Phishing attacks use Azure Blob storage to simulate Microsoft

The latest Office 365 phishing attack uses a special method to store phishing forms hosted on Azure Blob storage for protection with Microsoft SSL certificates.

Azure Blob Storage is a Microsoft storage solution for storing unstructured data such as images, video or text. One advantage of Azure Blob storage is that it can be accessed using HTTP and HTTPS, and when signed over HTTPS, a signed SSL certificate from Microsoft will be displayed. By storing the phishing form in Azure Blob storage, the displayed form will be signed by Microsoft’s SSL certificate. This makes it an ideal way to create phishing forms for Microsoft services such as Office 365, Azure AD or other Microsoft logins.

Phishing attacks use Azure blob storage to simulate Microsoft
Using Azure Blob Storage to host phishing forms is the type of attack cloud security provider Netskope that was recently discovered. In this attack, some criminals sent spam with PDF attachments, which were disguised as documents of a law firm in Denver. The file name displayed “Scan files…, please review” and attached the Download button.
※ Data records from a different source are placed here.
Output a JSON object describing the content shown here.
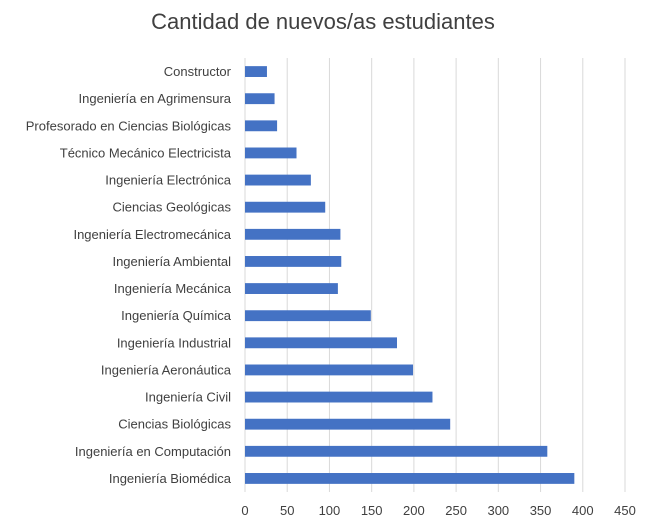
{
  "chart_data": {
    "type": "bar",
    "orientation": "horizontal",
    "title": "Cantidad de nuevos/as estudiantes",
    "xlabel": "",
    "ylabel": "",
    "categories": [
      "Ingeniería Biomédica",
      "Ingeniería en Computación",
      "Ciencias Biológicas",
      "Ingeniería Civil",
      "Ingeniería Aeronáutica",
      "Ingeniería Industrial",
      "Ingeniería Química",
      "Ingeniería Mecánica",
      "Ingeniería Ambiental",
      "Ingeniería Electromecánica",
      "Ciencias Geológicas",
      "Ingeniería Electrónica",
      "Técnico Mecánico Electricista",
      "Profesorado en Ciencias Biológicas",
      "Ingeniería en Agrimensura",
      "Constructor"
    ],
    "values": [
      390,
      358,
      243,
      222,
      199,
      180,
      149,
      110,
      114,
      113,
      95,
      78,
      61,
      38,
      35,
      26
    ],
    "xlim": [
      0,
      450
    ],
    "xticks": [
      "0",
      "50",
      "100",
      "150",
      "200",
      "250",
      "300",
      "350",
      "400",
      "450"
    ],
    "grid": true,
    "legend": "none",
    "bar_color": "#4472c4"
  }
}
When the user clicks on this link, they will be taken to an HTML page that appears to be the Office 365 login form stored in the Microsoft Azure Blob storage solution. It should be noted that how does the URL https://onedriveunbound80343.blob.core.windows.net indicate that it is a blob. Since this page is also hosted on Microsoft services, it also has the “reputation” of secure SSL sites.

If the user is suspicious of the URL and chooses to view the certificate, he/she will see the SSL certificate signature issued by Microsoft IT TLS CA 5.

Although this is a fake login page, the site uses Microsoft SSL certificates for security, and many people may believe this is a legitimate login form. Once the user enters the information, the form submits the content to the server that the attacker is manipulating. After submitting the form, the page will pretend to prepare the document for download and eventually redirect the user to https://products.office.com/en-us/sharepoint/collaboration Microsoft site.

While users who have more experiences may not be convinced of attacks because of camouflaged URLs, most ordinary users are still easily hooked. In their concept, using a certificate from Microsoft means security.

To protect users from these evolving threats, Netskope recommends that companies should correctly educate users about non-standard web addresses. “Companies should popularize how to identify AWS, Azure and GCP objects to store URLs so they can identify phishing sites from the official website.”